BY KEITH COOPER
Posted: 22 April, 2009
Most of the images of exoplanets released towards the end of 2008 may not be planets at all, according to new research presented at the National Astronomy Meeting being held during the European Week of Astronomy and Space Science at the University of Hertfordshire. Ralph Neuhaeuser from the Astrophysical Institute and University Observatory in Jena, Germany, claims that the evidence is edging towards them being brown dwarfs instead, although a lot will depend on what is decided upon for the official definition of the lower mass of a brown dwarf.
Images of seven planets orbiting five stars were released to the public last year. These included three planets of 10, 10 and 7 Jupiter masses around the star HR 8799, a three Jupiter-mass planet orbiting in a protoplanetary debris disc around Fomalhaut at a distance 119 times that of the Earth-Sun distance, and a planet around the young T Tauri star CT Cha with a mass between 11 and 23 Jupiter masses. The latter was discovered by Neuhaeuser's own team.
However, Neuhaeuser points out that there are a number of assumptions being made that may not necessarily be correct. First, because these planets take hundreds of years to orbit their stars we have barely seen a fraction of their orbital movement, meaning that we cannot really apply Kepler's Law to ascertain their masses.

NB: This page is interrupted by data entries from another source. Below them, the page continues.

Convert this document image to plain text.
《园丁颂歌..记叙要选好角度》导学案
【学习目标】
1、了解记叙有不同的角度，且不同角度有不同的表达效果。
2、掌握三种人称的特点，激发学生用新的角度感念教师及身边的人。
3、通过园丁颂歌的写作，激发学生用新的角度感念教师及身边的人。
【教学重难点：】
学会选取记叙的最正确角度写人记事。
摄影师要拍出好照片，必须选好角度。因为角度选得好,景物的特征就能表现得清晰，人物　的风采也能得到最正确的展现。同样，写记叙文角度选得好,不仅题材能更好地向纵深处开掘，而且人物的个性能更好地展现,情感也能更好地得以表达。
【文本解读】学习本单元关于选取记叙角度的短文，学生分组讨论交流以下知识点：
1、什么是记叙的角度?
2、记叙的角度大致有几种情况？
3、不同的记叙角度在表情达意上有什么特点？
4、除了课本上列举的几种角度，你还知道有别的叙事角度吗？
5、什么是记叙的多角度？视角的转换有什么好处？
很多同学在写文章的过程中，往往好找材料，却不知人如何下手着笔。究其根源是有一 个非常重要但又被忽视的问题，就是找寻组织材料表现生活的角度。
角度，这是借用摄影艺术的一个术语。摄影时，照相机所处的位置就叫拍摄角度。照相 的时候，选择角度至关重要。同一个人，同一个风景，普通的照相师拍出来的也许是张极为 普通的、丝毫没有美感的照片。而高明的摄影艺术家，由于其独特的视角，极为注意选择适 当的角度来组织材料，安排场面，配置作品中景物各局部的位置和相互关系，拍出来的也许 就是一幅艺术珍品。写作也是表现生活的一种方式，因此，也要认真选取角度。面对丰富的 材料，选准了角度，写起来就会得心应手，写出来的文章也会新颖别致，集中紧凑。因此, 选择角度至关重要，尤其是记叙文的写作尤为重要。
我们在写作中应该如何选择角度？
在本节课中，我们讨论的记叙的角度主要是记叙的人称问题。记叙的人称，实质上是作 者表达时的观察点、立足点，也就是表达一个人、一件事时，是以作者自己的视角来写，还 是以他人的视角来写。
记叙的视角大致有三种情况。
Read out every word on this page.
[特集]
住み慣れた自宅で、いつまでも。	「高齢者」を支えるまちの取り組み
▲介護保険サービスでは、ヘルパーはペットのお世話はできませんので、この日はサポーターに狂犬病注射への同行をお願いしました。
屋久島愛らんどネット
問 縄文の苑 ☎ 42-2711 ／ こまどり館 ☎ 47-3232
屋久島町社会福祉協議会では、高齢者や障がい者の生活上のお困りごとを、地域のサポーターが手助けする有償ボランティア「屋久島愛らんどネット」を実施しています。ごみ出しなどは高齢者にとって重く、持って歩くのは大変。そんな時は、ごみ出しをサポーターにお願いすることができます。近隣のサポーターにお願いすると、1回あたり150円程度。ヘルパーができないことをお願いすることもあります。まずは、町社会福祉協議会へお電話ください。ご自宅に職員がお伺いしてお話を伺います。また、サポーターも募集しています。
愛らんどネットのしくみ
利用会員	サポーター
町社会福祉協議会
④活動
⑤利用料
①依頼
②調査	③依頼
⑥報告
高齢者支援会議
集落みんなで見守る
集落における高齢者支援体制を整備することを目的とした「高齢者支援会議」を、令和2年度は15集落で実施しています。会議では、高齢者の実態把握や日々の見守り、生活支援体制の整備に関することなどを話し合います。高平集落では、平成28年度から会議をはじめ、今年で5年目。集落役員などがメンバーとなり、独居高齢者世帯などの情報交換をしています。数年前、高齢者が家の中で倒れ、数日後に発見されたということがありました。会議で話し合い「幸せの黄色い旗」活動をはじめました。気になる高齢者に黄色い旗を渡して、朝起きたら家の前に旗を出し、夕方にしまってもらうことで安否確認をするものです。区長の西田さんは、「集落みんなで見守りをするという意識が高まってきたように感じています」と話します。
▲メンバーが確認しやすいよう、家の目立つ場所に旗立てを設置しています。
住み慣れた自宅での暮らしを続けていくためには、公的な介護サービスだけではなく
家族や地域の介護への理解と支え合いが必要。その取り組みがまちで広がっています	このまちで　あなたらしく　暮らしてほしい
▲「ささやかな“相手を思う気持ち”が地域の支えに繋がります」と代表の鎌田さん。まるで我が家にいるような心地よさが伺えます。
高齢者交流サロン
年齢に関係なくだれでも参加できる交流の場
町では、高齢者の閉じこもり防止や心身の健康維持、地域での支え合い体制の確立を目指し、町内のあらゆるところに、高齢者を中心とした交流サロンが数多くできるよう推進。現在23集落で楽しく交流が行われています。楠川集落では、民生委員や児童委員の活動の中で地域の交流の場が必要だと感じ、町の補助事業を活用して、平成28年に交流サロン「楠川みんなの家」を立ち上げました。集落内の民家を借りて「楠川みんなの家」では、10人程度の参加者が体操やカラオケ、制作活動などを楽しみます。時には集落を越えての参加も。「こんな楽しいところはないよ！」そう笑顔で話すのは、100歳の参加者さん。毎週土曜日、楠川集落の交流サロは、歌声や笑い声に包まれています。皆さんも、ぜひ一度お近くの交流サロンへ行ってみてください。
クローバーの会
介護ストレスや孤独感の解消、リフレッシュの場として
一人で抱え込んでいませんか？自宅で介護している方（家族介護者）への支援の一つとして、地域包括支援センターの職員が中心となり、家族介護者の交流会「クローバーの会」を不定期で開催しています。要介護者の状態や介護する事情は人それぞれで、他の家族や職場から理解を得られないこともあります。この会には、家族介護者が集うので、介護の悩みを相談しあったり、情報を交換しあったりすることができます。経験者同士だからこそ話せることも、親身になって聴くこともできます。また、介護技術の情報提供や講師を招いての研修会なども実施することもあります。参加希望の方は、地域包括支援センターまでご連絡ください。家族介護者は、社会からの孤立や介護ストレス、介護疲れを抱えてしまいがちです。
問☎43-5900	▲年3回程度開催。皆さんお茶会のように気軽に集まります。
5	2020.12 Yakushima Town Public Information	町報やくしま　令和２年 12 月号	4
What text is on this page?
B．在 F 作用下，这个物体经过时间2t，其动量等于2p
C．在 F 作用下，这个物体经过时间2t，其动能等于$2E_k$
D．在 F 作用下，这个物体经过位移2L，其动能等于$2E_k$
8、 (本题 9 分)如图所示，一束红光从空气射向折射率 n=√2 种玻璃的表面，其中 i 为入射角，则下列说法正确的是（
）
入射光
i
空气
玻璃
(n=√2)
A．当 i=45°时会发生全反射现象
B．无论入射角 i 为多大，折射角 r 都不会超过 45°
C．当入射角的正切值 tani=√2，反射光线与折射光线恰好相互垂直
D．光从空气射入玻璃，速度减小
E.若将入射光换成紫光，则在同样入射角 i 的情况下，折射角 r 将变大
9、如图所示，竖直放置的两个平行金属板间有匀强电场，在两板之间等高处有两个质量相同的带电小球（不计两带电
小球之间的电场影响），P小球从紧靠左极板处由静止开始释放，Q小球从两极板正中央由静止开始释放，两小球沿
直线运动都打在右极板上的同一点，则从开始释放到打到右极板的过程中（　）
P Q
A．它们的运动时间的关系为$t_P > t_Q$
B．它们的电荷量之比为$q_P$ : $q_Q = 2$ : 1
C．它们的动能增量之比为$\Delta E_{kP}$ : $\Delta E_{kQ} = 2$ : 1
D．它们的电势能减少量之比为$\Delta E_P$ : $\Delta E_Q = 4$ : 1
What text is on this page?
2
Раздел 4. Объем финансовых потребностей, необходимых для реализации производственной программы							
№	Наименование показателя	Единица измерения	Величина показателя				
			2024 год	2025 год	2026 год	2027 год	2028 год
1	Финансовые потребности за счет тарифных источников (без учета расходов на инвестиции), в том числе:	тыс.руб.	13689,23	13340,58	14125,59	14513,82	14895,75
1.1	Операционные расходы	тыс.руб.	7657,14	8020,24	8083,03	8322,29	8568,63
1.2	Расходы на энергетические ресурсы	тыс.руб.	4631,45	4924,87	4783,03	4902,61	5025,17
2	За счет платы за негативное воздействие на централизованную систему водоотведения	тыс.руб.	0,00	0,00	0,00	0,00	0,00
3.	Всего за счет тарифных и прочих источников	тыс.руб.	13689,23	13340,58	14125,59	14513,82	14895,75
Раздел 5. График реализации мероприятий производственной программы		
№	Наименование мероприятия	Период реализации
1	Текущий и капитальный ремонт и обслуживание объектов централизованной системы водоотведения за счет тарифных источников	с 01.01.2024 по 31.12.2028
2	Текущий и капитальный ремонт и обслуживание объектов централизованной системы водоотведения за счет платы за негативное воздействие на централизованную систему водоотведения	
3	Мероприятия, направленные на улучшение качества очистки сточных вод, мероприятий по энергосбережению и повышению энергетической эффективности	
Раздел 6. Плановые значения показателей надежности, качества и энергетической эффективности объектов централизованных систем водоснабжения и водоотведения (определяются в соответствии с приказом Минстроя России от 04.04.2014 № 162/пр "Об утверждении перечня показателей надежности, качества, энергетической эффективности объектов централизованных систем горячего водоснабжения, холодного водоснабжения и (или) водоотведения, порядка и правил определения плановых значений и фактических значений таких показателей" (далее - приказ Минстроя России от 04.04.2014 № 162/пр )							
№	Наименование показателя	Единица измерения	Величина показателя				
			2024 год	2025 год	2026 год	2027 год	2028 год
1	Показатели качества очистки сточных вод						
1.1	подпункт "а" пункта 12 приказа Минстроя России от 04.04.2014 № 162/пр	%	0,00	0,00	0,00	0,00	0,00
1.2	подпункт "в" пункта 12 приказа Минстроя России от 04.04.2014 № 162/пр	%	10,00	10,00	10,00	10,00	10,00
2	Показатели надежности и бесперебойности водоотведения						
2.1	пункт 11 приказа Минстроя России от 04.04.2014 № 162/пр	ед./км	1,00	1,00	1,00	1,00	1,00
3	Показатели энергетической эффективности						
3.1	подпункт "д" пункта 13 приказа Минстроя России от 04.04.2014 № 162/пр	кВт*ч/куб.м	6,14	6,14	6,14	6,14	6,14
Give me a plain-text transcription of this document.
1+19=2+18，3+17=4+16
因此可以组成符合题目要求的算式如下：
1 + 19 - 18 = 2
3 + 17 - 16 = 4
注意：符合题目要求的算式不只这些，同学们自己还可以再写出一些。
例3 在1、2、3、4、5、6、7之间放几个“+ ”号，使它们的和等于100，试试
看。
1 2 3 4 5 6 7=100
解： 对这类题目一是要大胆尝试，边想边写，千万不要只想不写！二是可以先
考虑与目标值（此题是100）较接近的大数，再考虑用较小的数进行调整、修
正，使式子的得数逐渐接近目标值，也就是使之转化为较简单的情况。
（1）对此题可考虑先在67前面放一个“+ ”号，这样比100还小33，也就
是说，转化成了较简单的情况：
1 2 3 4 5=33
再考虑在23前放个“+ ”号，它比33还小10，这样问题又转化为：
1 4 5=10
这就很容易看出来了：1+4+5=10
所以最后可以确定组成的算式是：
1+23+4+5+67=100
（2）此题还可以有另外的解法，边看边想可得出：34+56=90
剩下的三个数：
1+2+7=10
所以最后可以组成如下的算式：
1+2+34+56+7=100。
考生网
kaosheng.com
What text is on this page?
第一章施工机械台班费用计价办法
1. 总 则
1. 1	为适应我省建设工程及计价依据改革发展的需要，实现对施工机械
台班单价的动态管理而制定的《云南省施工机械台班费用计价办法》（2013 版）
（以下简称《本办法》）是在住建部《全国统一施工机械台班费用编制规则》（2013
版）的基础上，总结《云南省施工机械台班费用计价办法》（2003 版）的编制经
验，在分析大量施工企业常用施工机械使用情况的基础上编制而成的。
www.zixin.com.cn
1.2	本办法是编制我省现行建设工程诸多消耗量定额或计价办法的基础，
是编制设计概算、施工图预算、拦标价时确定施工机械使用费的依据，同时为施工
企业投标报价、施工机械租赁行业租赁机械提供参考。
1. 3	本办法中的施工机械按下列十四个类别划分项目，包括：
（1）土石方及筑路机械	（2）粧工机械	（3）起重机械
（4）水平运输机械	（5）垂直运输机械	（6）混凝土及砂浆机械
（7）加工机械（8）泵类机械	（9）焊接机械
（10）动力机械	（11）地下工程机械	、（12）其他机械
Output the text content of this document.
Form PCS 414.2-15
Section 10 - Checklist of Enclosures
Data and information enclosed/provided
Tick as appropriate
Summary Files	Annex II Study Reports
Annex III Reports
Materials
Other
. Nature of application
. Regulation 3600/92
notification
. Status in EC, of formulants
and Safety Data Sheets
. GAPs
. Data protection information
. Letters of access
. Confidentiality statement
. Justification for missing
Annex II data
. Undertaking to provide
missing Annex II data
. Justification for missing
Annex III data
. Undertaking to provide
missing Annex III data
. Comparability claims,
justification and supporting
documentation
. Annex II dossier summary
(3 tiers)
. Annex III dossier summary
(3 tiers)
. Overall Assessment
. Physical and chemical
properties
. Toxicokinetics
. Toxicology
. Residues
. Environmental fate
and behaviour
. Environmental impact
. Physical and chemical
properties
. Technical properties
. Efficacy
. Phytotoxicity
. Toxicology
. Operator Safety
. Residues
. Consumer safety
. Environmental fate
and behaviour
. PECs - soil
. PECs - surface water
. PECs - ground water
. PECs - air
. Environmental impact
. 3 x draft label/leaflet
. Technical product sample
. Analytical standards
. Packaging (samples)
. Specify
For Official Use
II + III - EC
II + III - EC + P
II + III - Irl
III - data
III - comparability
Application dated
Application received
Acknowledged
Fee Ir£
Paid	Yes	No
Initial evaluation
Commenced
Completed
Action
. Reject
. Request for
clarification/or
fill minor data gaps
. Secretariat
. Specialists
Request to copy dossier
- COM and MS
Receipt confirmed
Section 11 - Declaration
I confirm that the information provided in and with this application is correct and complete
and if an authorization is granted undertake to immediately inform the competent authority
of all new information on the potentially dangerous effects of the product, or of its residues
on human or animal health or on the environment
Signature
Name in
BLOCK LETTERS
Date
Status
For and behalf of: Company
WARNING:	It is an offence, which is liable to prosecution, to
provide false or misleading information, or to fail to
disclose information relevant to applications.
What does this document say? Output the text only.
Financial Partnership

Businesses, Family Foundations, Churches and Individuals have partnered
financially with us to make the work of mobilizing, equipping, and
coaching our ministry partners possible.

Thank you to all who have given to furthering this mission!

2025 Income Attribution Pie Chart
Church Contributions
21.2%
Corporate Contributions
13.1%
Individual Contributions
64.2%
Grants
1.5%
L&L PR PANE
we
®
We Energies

Instead, we derive their masses from their age and brightness; younger planets that are still contracting and forming are generating more heat and are brighter than older planets. However, this calculation relies on assuming initial conditions for the formation of the planets and their parent stars. If any of those assumptions are wrong, their masses may be way off. And even if we do have their masses correct, it's not clear where the boundary between planets and brown dwarfs begins and ends, and indeed there is probably some overlap between the two populations.
Secondly, young stars are formed in clusters, and they share identical proper motions through space with all their cluster siblings. An object seen close to a young star with the same proper motion may be a planet, but Neuhaeuser points out an alternative: "When we see a star and its companion with the same proper motion, it is possible that they orbit around one another, but it is also possible that they are independent members of the same cluster, but just a few light years in front or behind each other."
The only planet that is in the clear, in Neuhaeuser's eyes, is Fomalhaut b. This is because if the planet was any larger than three times the mass of Jupiter, it would destabilise the protoplanetary dust disc around the star that it orbits.
Vague definitions of brown dwarfs aside, Neuaeuser's comments have certainly provoked some discussion amongst astronomers involved in these direct detections of claimed planets, with no one really willing to commit either way. However direct imaging is a burgeoning field and it seems certain that there will be more detections in the future.